Home sales figures decline in March, seasonality partly to blame

The number of Spanish home sales inscribed in the Land Registry fell by 2% in March compared to the same time last year, according to figures just released by the National Institute of Statistics (INE). Numbers from the Association of Spanish Notaries for sales complete in March also show a decline for the first time in months.

There were 35,424 Spanish home sales inscribed in the Land Register in March, and 39,579 if you include homes subsidised by the Government (known as VPO) all according to the latest figures from the National Institute of Statistics (INE), based on sales inscribed in the Land Registry.

Sales are inscribed in the land registry between one and three months after completion, so these figures lag the market. More timely figures from the Association of Spanish Notaries for home sales that took place in March were down 2.7%, though on a seasonally adjusted basis transactions were up 3.1% (Easter was in March this year, April last year). The figures from the INE might also have been in positive territory on a seasonally adjusted basis. Nonetheless, the numbers suggest the market slowed down in the lead up to March after months of double-digit growth.

New and resale Spanish property transactions

New home sales inscribed in March were down 4%, and resales down 2%, the first decline on both fronts since April 2017. But once again, on a seasonally adjusted basis, both figures might been positive.

spanish property market

Spanish Home Sales by Region – March 2018

spanish property market

The regional picture is the most interesting.

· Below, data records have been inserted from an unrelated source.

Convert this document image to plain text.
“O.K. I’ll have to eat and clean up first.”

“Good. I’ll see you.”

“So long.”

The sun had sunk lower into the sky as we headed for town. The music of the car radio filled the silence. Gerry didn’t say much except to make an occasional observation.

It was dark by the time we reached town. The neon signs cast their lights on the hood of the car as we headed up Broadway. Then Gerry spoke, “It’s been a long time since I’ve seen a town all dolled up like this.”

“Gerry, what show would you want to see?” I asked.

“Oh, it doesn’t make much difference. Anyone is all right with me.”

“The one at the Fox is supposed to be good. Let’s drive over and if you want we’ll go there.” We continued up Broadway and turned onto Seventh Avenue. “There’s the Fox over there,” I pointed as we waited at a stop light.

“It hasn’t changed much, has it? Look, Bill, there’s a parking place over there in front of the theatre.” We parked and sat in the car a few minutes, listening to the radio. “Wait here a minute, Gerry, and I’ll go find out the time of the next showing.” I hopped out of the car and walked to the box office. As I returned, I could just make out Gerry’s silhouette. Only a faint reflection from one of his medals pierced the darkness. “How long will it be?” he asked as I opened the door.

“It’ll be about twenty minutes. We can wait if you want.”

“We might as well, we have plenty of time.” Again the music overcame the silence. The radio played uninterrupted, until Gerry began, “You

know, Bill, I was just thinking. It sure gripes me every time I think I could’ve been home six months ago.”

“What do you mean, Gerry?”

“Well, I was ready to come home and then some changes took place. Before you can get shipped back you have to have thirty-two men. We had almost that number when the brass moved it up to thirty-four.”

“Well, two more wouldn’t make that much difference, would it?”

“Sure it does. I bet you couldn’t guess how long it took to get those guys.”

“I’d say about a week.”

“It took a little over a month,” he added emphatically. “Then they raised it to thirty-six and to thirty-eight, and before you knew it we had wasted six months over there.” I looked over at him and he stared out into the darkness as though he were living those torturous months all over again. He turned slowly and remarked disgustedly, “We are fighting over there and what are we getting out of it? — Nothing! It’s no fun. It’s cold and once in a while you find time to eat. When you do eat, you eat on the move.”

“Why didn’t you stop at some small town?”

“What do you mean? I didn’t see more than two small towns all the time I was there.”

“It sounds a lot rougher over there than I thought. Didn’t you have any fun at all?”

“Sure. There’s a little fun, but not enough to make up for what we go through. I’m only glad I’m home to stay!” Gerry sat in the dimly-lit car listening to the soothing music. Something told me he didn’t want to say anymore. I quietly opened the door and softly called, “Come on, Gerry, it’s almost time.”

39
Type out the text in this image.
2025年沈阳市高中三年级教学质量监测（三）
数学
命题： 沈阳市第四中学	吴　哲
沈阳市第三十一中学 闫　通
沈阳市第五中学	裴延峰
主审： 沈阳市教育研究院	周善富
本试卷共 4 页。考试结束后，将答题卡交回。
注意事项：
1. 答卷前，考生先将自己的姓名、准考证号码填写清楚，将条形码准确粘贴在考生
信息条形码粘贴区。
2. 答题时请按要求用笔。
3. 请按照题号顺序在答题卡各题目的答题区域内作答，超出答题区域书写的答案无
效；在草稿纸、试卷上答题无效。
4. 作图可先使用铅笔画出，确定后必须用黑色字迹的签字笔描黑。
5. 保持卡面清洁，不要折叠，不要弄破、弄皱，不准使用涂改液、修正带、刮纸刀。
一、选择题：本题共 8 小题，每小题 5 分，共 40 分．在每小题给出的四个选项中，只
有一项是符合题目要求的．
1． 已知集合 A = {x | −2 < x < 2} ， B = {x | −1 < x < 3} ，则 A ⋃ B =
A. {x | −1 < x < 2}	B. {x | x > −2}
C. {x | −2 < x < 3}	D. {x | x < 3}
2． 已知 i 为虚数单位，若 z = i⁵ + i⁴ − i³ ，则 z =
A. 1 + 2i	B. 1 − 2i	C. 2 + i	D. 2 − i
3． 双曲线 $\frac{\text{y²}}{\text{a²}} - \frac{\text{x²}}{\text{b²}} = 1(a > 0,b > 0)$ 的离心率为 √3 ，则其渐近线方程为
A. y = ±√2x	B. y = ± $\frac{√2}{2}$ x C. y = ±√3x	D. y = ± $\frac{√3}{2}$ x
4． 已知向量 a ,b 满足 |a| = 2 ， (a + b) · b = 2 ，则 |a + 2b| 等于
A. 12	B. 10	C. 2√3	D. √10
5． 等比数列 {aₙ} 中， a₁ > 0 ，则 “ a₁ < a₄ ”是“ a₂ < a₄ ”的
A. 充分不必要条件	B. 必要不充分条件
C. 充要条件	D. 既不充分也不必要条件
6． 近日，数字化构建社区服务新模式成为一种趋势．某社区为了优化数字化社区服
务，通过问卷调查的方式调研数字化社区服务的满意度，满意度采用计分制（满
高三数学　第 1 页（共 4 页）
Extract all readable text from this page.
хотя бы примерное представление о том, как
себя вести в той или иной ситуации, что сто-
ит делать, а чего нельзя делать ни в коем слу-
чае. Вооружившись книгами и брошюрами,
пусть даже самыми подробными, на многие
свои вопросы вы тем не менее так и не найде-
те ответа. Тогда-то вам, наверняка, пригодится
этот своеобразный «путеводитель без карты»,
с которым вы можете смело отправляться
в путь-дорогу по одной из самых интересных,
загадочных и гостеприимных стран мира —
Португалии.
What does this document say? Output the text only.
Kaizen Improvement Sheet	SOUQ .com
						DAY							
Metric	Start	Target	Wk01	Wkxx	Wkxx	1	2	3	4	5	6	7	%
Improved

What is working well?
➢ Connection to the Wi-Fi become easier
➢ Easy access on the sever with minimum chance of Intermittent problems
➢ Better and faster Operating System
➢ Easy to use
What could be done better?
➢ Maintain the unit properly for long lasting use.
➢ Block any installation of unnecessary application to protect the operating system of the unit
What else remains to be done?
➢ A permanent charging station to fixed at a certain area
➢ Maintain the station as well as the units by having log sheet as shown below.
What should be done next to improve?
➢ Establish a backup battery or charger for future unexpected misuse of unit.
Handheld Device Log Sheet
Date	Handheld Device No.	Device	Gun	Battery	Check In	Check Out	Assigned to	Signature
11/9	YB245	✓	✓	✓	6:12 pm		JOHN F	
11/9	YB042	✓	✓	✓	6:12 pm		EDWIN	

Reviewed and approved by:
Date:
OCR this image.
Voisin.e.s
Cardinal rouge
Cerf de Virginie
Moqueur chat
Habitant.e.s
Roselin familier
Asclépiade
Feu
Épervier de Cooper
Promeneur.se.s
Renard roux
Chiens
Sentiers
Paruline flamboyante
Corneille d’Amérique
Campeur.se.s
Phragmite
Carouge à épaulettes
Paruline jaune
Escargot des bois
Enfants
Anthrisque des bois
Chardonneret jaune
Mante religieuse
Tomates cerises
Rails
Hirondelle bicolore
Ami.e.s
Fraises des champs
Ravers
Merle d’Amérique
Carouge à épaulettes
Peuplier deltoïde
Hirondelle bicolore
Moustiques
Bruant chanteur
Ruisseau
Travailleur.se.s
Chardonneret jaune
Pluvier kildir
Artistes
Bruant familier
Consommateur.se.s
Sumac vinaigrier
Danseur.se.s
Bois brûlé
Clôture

Sales were down 15% in Malaga province, home to the Costa del Sol, driven by a 49% decline in new home sales – too big to be a question of seasonality. What lies behind this decline? It might be a one-off, in which case we will have to see what happens in the next couple of months. Or it might be due to a shortage of finished new homes for sale, as off-plan sales are not counted in these figures. Resales, for their part, were up 1%, suggesting it was not a question of a big decline in demand.

Sales in the Balearics were down 11% driven by a 14% decline in resales that a 2% rise in new homes sales was not big enough to compensate for.

Sales in Catalonia were down 1%, driven by a 7% decline in resales that overwhelmed the 42% increase in new home sales (the resale market is still much bigger). The situation in Barcelona was even more stark, with a 2% overall decline driven by a 9% decline in resales that overwhelmed a 55% increase in new home sales. The constitutional crisis in Catalonia is clearly still weighing down on the overall market, and has turned the region from one of the hottest market in Spain into one of the coolest, though that might not be such a bad thing for a while.

At the other end of the scale, sales increased by 20% or more in Huelva, Almeria, and Teruel, all small markets where a small increase in sales can lead to big percentage increases.

The market in Madrid, the bellwether for Spain, was up 1%, with resales up 4% and new home sales down 9% (excluding off-plan sales).

All in all the market appears to have cooled in the lead up to March after many months of double digit growth (with the exception of Catalan provinces where the political situation is a unique factor). A one-off or the start of a new trend? Most likely the former, though we won’t have to wait long to find out.